Auparavant, l'absence d'indication d'un motif précis dans la lettre de licenciement équivalait à une absence de motif et rendait ainsi le licenciement sans cause réelle et sérieuse. L'employeur se devait donc d'être extrêmement rigoureux quant à l'énoncé des griefs invoqués à l'encontre du salarié dans la lettre de licenciement. Ces motifs fixaient en effet ce qu'on appelle les limites du litige. Impossible, une fois le licenciement notifié, d'y apporter des modifications. Le juge statuait sur ces motifs et sur rien d'autre.

Remarque: l'indication des motifs dans la lettre de licenciement revêt une importance particulière puisque ce sont ces motifs qui vont « fixer » la situation juridique. Concrètement, cela signifie que l'employeur ne peut pas les modifier ou les compléter par la suite. Il ne peut pas invoquer devant le juge des motifs différents de ceux qu'il a formulés dans la lettre de licenciement, et ce, même si ces motifs différents sont de nature à justifier un licenciement.

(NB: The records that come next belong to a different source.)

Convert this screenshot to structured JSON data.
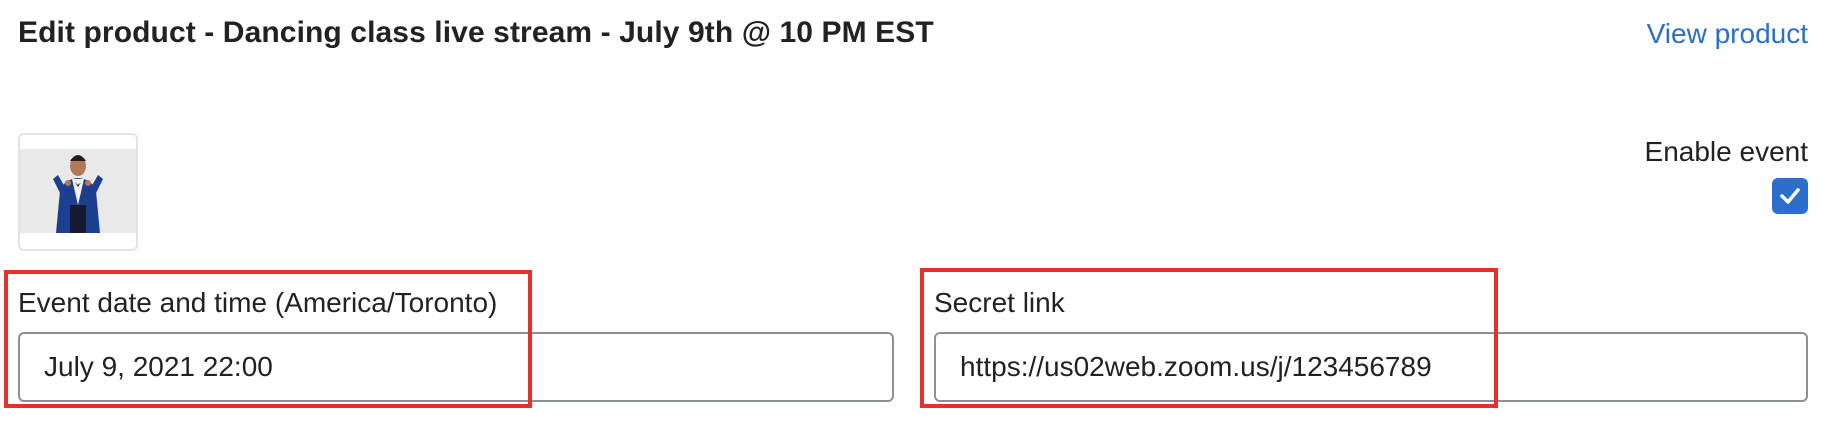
{
  "header": {
    "title": "Edit product - Dancing class live stream - July 9th @ 10 PM EST",
    "view_link": "View product"
  },
  "product": {
    "thumbnail_alt": "product-image"
  },
  "enable_event": {
    "label": "Enable event",
    "checked": true
  },
  "fields": {
    "event_date": {
      "label": "Event date and time (America/Toronto)",
      "value": "July 9, 2021 22:00"
    },
    "secret_link": {
      "label": "Secret link",
      "value": "https://us02web.zoom.us/j/123456789"
    }
  },
  "colors": {
    "accent": "#2c6ecb",
    "highlight": "#e8302a",
    "input_border": "#8c9196"
  }
}
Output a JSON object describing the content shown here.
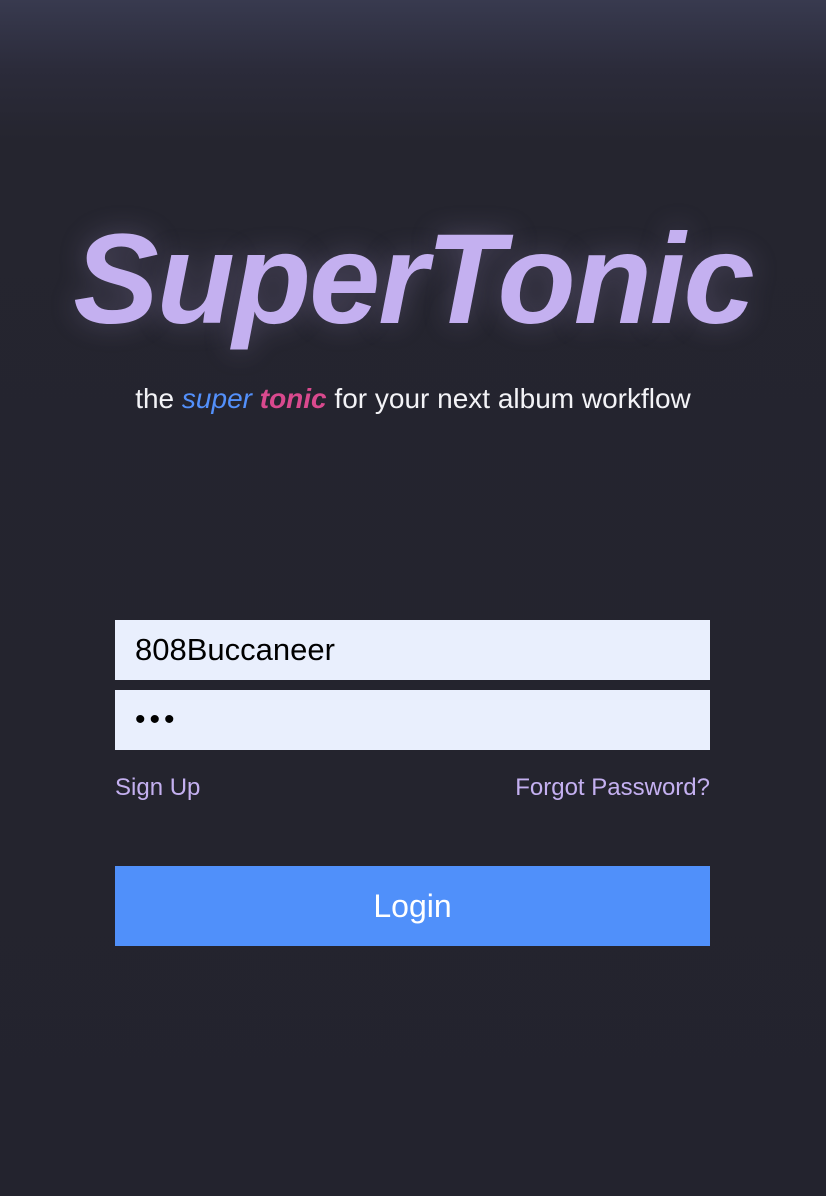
{
  "app": {
    "brand": "SuperTonic"
  },
  "tagline": {
    "prefix": "the",
    "super": "super",
    "tonic": "tonic",
    "suffix": "for your next album workflow"
  },
  "form": {
    "username_value": "808Buccaneer",
    "password_mask": "•••"
  },
  "links": {
    "sign_up": "Sign Up",
    "forgot_password": "Forgot Password?"
  },
  "actions": {
    "login_label": "Login"
  },
  "colors": {
    "background": "#23232e",
    "brand": "#c4b0f0",
    "super_accent": "#5390fb",
    "tonic_accent": "#d9498e",
    "button": "#5090fa",
    "input_bg": "#e9effd"
  }
}
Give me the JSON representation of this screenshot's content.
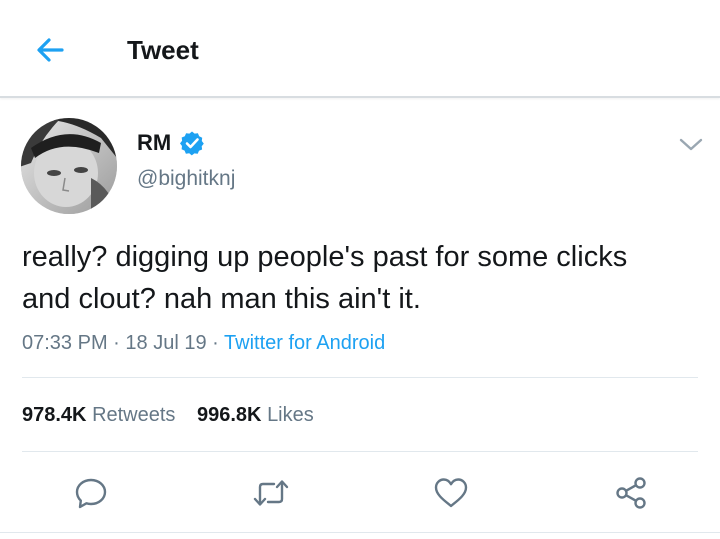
{
  "header": {
    "title": "Tweet",
    "back_icon": "arrow-left-icon",
    "accent_color": "#1da1f2"
  },
  "tweet": {
    "author": {
      "display_name": "RM",
      "handle": "@bighitknj",
      "verified": true
    },
    "text": "really? digging up people's past for some clicks\nand clout? nah man this ain't it.",
    "time": "07:33 PM",
    "date": "18 Jul 19",
    "source": "Twitter for Android",
    "separator": "·"
  },
  "stats": {
    "retweets_count": "978.4K",
    "retweets_label": "Retweets",
    "likes_count": "996.8K",
    "likes_label": "Likes"
  },
  "actions": [
    "reply-icon",
    "retweet-icon",
    "like-icon",
    "share-icon"
  ]
}
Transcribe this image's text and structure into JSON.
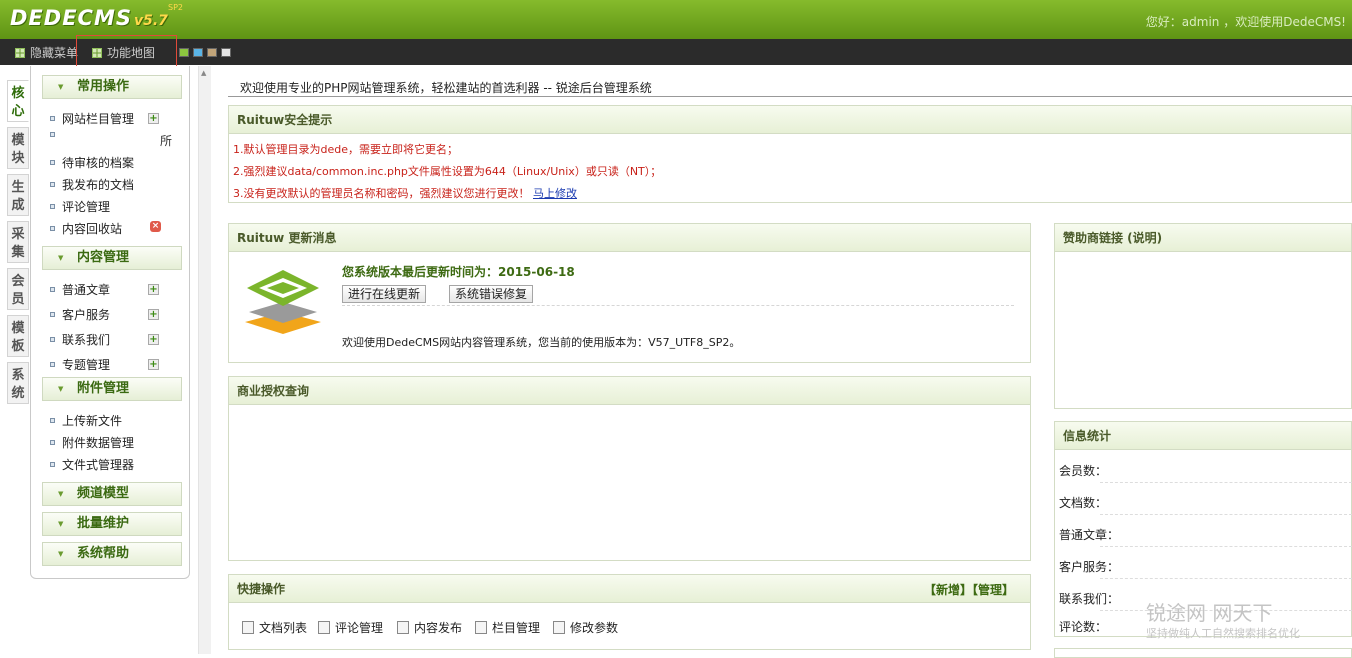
{
  "header": {
    "logo_brand": "DEDECMS",
    "logo_version": "v5.7",
    "logo_sup": "SP2",
    "greeting": "您好：admin ，欢迎使用DedeCMS!"
  },
  "toolbar": {
    "hide_menu": "隐藏菜单",
    "function_map": "功能地图"
  },
  "side_tabs": [
    "核心",
    "模块",
    "生成",
    "采集",
    "会员",
    "模板",
    "系统"
  ],
  "menu": {
    "common_ops": "常用操作",
    "site_columns": "网站栏目管理",
    "all_label": "所",
    "pending_docs": "待审核的档案",
    "my_docs": "我发布的文档",
    "comments": "评论管理",
    "recycle_bin": "内容回收站",
    "content_mgmt": "内容管理",
    "normal_articles": "普通文章",
    "customer_service": "客户服务",
    "contact_us": "联系我们",
    "special_topics": "专题管理",
    "attachment_mgmt": "附件管理",
    "upload_file": "上传新文件",
    "attachment_data": "附件数据管理",
    "file_manager": "文件式管理器",
    "channel_model": "频道模型",
    "batch_maintain": "批量维护",
    "system_help": "系统帮助"
  },
  "main": {
    "welcome": "欢迎使用专业的PHP网站管理系统，轻松建站的首选利器 -- 锐途后台管理系统",
    "security": {
      "title": "Ruituw安全提示",
      "line1": "1.默认管理目录为dede，需要立即将它更名；",
      "line2": "2.强烈建议data/common.inc.php文件属性设置为644（Linux/Unix）或只读（NT）；",
      "line3": "3.没有更改默认的管理员名称和密码，强烈建议您进行更改！",
      "line3_link": "马上修改"
    },
    "update": {
      "title": "Ruituw 更新消息",
      "last_update": "您系统版本最后更新时间为：2015-06-18",
      "btn_online_update": "进行在线更新",
      "btn_fix": "系统错误修复",
      "version_text": "欢迎使用DedeCMS网站内容管理系统，您当前的使用版本为：V57_UTF8_SP2。"
    },
    "license": {
      "title": "商业授权查询"
    },
    "quick": {
      "title": "快捷操作",
      "add": "【新增】",
      "manage": "【管理】",
      "links": [
        "文档列表",
        "评论管理",
        "内容发布",
        "栏目管理",
        "修改参数"
      ]
    },
    "sponsor": {
      "title": "赞助商链接 (说明)"
    },
    "stats": {
      "title": "信息统计",
      "rows": [
        "会员数：",
        "文档数：",
        "普通文章：",
        "客户服务：",
        "联系我们：",
        "评论数："
      ]
    }
  },
  "watermark": {
    "line1": "锐途网  网天下",
    "line2": "坚持做纯人工自然搜索排名优化"
  }
}
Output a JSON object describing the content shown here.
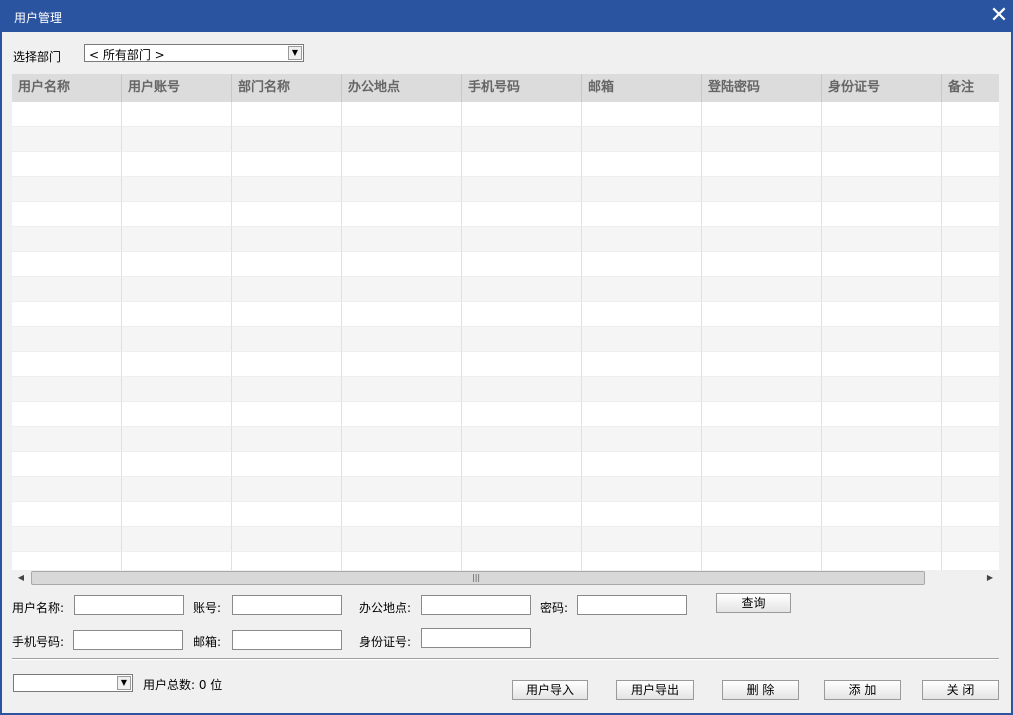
{
  "window": {
    "title": "用户管理",
    "close_glyph": "✕"
  },
  "filter": {
    "dept_label": "选择部门",
    "dept_value": "< 所有部门 >"
  },
  "table": {
    "columns": [
      "用户名称",
      "用户账号",
      "部门名称",
      "办公地点",
      "手机号码",
      "邮箱",
      "登陆密码",
      "身份证号",
      "备注"
    ],
    "rows": []
  },
  "search": {
    "name_label": "用户名称:",
    "account_label": "账号:",
    "office_label": "办公地点:",
    "password_label": "密码:",
    "query_button": "查询",
    "phone_label": "手机号码:",
    "email_label": "邮箱:",
    "id_label": "身份证号:"
  },
  "footer": {
    "page_select_value": "",
    "total_text": "用户总数: 0 位",
    "import_button": "用户导入",
    "export_button": "用户导出",
    "delete_button": "删 除",
    "add_button": "添 加",
    "close_button": "关 闭"
  },
  "icons": {
    "dropdown": "chevron-down-icon",
    "scroll_left": "arrow-left-icon",
    "scroll_right": "arrow-right-icon"
  },
  "colors": {
    "titlebar": "#2a53a0",
    "client": "#f0f0f0",
    "header": "#dcdcdc"
  }
}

Cette règle selon laquelle la lettre de licenciement fixe les limites du litige a été maintenue par l'ordonnance mais  a été aménagée.

Les motifs contenus dans la lettre peuvent, depuis le 18 décembre 2017, être précisés par l'employeur, soit de sa propre initiative, soit à la demande du salarié, après la notification du licenciement. Ce n'est qu'après ces éventuelles précisions que les limites du litige seront fixées (C. trav., art. L. 1235-2 et R. 1232-13).

Le salarié a 15 jours à compter de la notification de son licenciement pour demander à l'employeur de préciser les motifs énoncés dans la lettre. Cette demande doit être faite par lettre recommandée avec avis de réception ou être remise à l'employeur contre récépissé. L'employeur dispose ensuite à son tour de 15 jours à compter de la réception de la demande du salarié pour apporter, le cas échéant, lesdites précisions, là encore par lettre recommandée avec avis de réception ou par lettre remise en main propre contre décharge.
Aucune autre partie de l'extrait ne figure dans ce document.